FundRazr Online Fundraising Campaign successful?
The skills we demoed here can be learned through taking Data Science with Machine Learning bootcamp with NYC Data Science Academy.
Created in Canada in 2009, FundRazr is a crowdfunding site designed to allow individual, nonprofits or companies to set up a campaign for a cause and people who believe in it to contribute online. The website separates similar campaigns in 18 different categories. The campaign sets a goal for the amount of money that the campaigner wants to raise with an option to set an end date as well.
To scrape data of the different campaigns on Fundrazr and to use the data that has been scraped to draw insights on what makes a crowdfunding campaign successful.
The first step was to create a scrapy script that would iterate through each of the 18 categories on fundrazr.
I created a loop that would run through and gather different urls for the respective starting pages of each category. Then a second loop was created using the urls provided by the first loop, with a page number added from 1 to 10 for each category. The reason I limited the pages scraped was because I had to work within my time constraint and could not allow unlimited scraping time. The second loop also extracted all the different project urls for each page per category. The last loop scraped the data in each individual campaign necessary for analysis.
The data that was scraped was the title of project, the category the project was sorted in, the currency the donations were given in, the number of contributors, the target amount of donations, the amount raised,when the campaign ends, the amount of updates on the page, and the number of comments on each page.
The picture below illustrates one campaign with these factors:
After extracting the data, I had to clean and modify it to prepare it for analysis. Below is a list of the adjustments that I made:
- Dropped NA values that are MCAR(missing completely at random)without imputing any values.
- Removed the currency labels ($|£|€|₽|kr|₱|Fr|₪|฿|¥), the commas, and periods by using regular expressions.
- Created a function that would convert strings into numeric values in the target column(e.g. 2.5k to 2500).
- Changed start date and end date columns to datetime and then subtracted the columns to create a total days columns. Afterwards, I changed the days columns values to positive numbers divided by seven to get the total weeks’ duration the campaign was open.
- Divided the amount raised by the number of contributors to get average contribution.
- Divided amount raised by target to get percent_complt as the metric used to see how successful the project is.
Below you can see the table of these factors with each campaign:
Below is a look at the success of campaigns in general:
As you can see above, the campaigns that are funded most often and the most in general are campaigns that last from 0 to 25 weeks. However, there are also a few outliers so I created a new scatter plot with percentages between 0 and 100 percent:
A majority of projects are completed only 20% of the time. A more coherent graph portraying this is a distribution plot of percent funded below:
The data indicates that campaigns tend to be completed when their target falls below 5000 dollars:
The next analysis that was performed was on the different categories available to see if categories affect the success rate:
Unsurprisingly, non-profits,health, and sports categories were funded with campaigns in those categories receiving on average 20 to 40 percent. On the other hand, their campaigns target settings are quite low. The opposite can be said for categories that show a low percentage of funded campaigns , as their targets are a bit too high.

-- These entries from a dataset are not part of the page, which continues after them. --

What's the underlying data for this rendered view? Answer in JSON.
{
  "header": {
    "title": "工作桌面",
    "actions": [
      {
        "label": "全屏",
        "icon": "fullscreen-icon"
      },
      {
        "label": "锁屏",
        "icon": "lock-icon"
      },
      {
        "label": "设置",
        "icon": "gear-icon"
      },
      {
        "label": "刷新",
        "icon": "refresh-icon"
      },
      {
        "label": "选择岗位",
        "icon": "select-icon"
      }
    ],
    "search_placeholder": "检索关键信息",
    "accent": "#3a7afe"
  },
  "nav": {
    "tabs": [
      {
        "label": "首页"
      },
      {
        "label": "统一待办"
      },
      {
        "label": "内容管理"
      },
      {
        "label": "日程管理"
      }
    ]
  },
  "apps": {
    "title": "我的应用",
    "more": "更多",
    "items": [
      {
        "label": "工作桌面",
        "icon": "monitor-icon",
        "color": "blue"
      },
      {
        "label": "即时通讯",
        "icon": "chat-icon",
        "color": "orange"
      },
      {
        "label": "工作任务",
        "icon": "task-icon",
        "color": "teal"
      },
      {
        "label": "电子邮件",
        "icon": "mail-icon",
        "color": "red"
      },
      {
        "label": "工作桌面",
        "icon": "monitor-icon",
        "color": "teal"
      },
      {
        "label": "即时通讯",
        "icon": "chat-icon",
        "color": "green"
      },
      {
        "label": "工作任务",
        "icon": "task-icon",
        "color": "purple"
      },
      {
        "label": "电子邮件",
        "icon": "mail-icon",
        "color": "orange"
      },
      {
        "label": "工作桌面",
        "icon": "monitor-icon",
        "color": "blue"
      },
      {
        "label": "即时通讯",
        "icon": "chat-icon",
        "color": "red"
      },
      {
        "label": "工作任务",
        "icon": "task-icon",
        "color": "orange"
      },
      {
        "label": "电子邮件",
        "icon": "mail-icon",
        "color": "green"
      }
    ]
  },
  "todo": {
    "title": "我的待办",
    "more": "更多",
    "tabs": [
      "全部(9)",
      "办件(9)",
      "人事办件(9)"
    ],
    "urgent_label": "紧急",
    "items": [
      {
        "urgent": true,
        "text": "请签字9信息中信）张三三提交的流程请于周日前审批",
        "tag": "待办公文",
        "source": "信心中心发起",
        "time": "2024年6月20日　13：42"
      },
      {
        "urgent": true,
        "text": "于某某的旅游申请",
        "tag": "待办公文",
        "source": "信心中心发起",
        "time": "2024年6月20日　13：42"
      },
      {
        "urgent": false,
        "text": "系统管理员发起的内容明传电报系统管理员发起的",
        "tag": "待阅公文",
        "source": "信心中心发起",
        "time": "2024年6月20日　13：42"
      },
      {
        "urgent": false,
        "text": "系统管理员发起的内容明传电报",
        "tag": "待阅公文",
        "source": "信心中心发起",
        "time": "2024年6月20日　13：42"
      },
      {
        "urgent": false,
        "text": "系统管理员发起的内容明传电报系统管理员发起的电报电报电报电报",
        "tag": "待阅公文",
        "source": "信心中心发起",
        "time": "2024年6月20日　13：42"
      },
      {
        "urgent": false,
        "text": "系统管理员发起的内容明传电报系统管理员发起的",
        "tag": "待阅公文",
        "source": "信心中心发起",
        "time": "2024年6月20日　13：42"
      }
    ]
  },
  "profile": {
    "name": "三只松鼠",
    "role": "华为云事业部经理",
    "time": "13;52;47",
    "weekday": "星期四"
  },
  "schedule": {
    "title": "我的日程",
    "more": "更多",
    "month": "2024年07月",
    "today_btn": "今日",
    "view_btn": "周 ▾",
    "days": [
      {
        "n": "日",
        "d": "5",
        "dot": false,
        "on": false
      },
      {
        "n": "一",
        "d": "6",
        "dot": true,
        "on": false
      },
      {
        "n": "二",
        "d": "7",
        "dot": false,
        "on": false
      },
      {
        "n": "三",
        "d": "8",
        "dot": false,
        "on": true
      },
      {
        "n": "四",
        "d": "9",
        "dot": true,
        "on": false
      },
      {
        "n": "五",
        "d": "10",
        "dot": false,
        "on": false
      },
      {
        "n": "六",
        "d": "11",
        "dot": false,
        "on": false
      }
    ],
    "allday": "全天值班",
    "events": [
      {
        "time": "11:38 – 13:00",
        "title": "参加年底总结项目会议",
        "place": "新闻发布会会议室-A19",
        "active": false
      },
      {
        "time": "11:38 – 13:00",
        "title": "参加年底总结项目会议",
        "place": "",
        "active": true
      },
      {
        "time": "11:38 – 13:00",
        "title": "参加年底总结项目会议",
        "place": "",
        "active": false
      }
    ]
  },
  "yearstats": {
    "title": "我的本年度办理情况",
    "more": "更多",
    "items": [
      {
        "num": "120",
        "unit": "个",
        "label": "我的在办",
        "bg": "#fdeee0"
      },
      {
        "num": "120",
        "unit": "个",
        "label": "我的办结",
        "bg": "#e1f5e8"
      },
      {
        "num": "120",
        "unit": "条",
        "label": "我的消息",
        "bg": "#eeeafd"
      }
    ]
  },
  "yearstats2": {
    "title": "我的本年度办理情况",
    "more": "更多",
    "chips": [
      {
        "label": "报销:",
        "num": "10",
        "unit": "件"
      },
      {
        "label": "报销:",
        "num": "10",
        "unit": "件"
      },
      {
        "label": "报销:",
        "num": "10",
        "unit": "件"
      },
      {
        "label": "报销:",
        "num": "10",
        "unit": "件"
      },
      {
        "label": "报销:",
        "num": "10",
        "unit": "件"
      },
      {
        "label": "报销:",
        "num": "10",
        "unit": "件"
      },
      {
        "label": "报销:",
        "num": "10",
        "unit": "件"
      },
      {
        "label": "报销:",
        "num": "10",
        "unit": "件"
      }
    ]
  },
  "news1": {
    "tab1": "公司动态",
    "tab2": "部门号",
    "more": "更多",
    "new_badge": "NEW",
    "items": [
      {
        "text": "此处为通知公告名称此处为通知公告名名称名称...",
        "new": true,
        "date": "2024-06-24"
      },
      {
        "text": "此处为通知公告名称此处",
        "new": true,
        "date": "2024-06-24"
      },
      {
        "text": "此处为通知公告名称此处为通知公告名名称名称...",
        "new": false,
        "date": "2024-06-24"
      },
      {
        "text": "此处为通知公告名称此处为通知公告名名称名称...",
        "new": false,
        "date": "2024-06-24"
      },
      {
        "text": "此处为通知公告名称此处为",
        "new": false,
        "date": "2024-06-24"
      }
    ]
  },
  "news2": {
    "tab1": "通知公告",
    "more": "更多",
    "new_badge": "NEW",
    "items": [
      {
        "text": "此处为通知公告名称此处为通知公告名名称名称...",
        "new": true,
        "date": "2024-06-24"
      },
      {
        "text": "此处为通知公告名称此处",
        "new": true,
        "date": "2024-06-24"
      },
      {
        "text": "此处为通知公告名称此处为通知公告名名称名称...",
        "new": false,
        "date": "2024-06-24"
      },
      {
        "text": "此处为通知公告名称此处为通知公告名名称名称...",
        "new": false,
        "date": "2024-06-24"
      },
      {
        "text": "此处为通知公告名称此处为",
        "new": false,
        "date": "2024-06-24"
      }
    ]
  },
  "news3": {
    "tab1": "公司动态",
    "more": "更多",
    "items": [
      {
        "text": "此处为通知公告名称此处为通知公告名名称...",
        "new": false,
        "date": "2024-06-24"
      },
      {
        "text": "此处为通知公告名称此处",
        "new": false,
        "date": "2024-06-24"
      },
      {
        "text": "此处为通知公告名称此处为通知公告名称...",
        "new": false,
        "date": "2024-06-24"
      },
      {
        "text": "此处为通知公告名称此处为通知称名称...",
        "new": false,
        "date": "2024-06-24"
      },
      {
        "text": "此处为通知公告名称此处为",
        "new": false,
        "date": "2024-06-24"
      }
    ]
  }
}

The health category had the maximum average contribution, though it also had some of the smallest number of contributors. However, this could also be because the target usually set by campaigns in this category is so low. This is true for the business category as well. However, as the average target is set too high to achieve funding, the percent funded is low.
Lastly, I checked the effects of features, Comments and Updates, that made the campaign more visible to viewers. The number of times the campaign creator updated his page had no direct impact on the extent to which campaigns were funded. As you can see below, the amount of updates led to a variable amount of funding on average:
The same can be said for comments, as the amount of funding changed randomly per each number of comments made on each campaign page:
- Gather a lot more data
- Make a graph to determine if the amount of comments and updates per category make a difference in percent funded.